Tailored Federated Learning: Leveraging Direction Regulation & Knowledge Distillation
This work aims to improve the performance and convergence of federated learning for privacy-sensitive domains like healthcare, which is an incremental improvement for FL practitioners.
This paper tackles client heterogeneity in federated learning by proposing an optimization algorithm that integrates model delta regularization, personalized models, federated knowledge distillation, and mix-pooling. The experimental results show remarkable accuracy and rapid convergence with model delta regularization, improved FL performance with federated knowledge distillation in diverse data scenarios, and tangible benefits for clients from mix-pooling readout operations.
Federated learning (FL) has emerged as a transformative training paradigm, particularly invaluable in privacy-sensitive domains like healthcare. However, client heterogeneity in data, computing power, and tasks poses a significant challenge. To address such a challenge, we propose an FL optimization algorithm that integrates model delta regularization, personalized models, federated knowledge distillation, and mix-pooling.
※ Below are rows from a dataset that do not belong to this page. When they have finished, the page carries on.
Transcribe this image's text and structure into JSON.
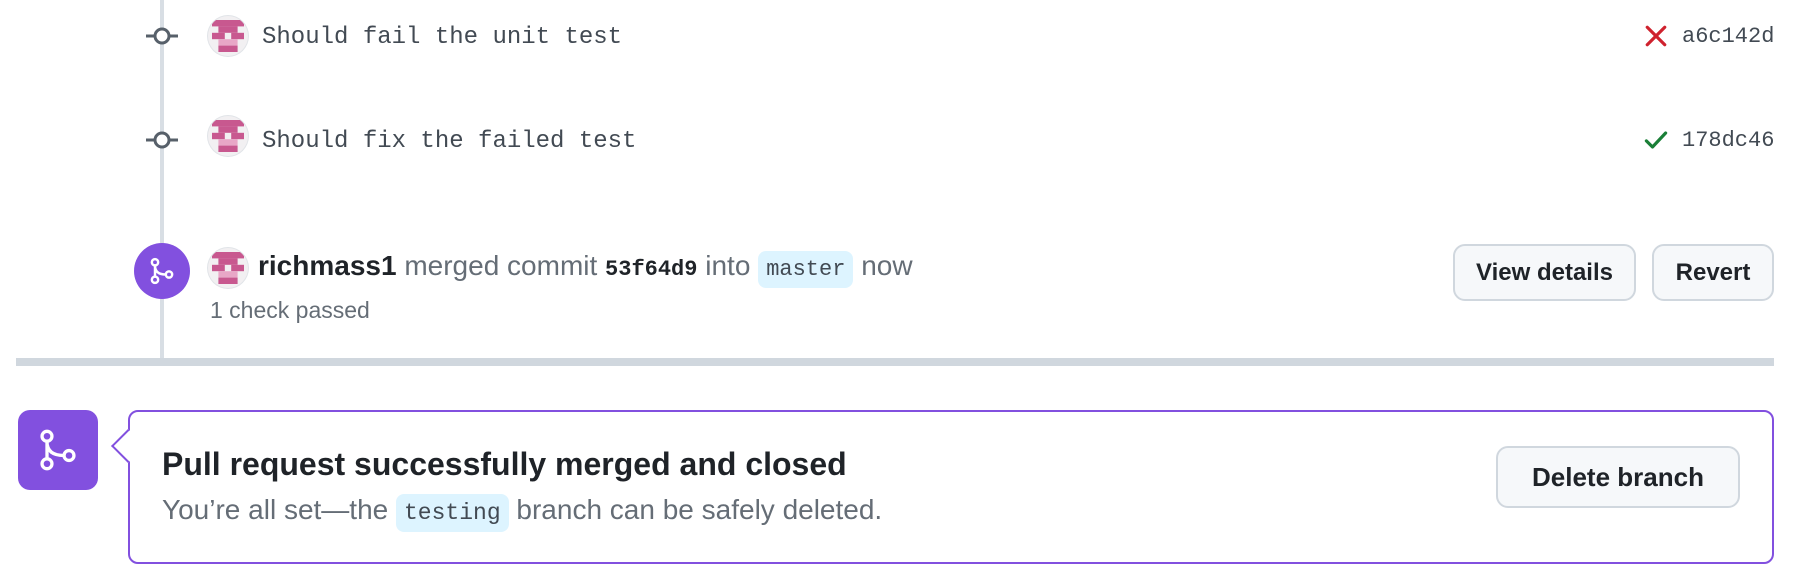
{
  "commits": [
    {
      "message": "Should fail the unit test",
      "sha": "a6c142d",
      "status": "failure",
      "status_color": "#cf222e"
    },
    {
      "message": "Should fix the failed test",
      "sha": "178dc46",
      "status": "success",
      "status_color": "#1a7f37"
    }
  ],
  "merge_event": {
    "user": "richmass1",
    "action_text": "merged commit",
    "commit_sha": "53f64d9",
    "into_text": "into",
    "target_branch": "master",
    "time": "now",
    "checks": "1 check passed",
    "buttons": {
      "view_details": "View details",
      "revert": "Revert"
    }
  },
  "merged_banner": {
    "title": "Pull request successfully merged and closed",
    "sub_prefix": "You’re all set—the",
    "branch": "testing",
    "sub_suffix": "branch can be safely deleted.",
    "delete_button": "Delete branch"
  },
  "colors": {
    "merged_purple": "#8250df",
    "divider": "#d0d7de",
    "branch_bg": "#ddf4ff"
  },
  "icons": [
    "git-commit-icon",
    "x-icon",
    "check-icon",
    "git-merge-icon",
    "avatar-identicon"
  ]
}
Model delta regularization optimizes model updates centrally on the server, efficiently updating clients with minimal communication costs. Personalized models and federated knowledge distillation strategies are employed to tackle task heterogeneity effectively. Additionally, mix-pooling is introduced to accommodate variations in the sensitivity of readout operations. Experimental results demonstrate the remarkable accuracy and rapid convergence achieved by model delta regularization. Additionally, the federated knowledge distillation algorithm notably improves FL performance, especially in scenarios with diverse data. Moreover, mix-pooling readout operations provide tangible benefits for clients, showing the effectiveness of our proposed methods.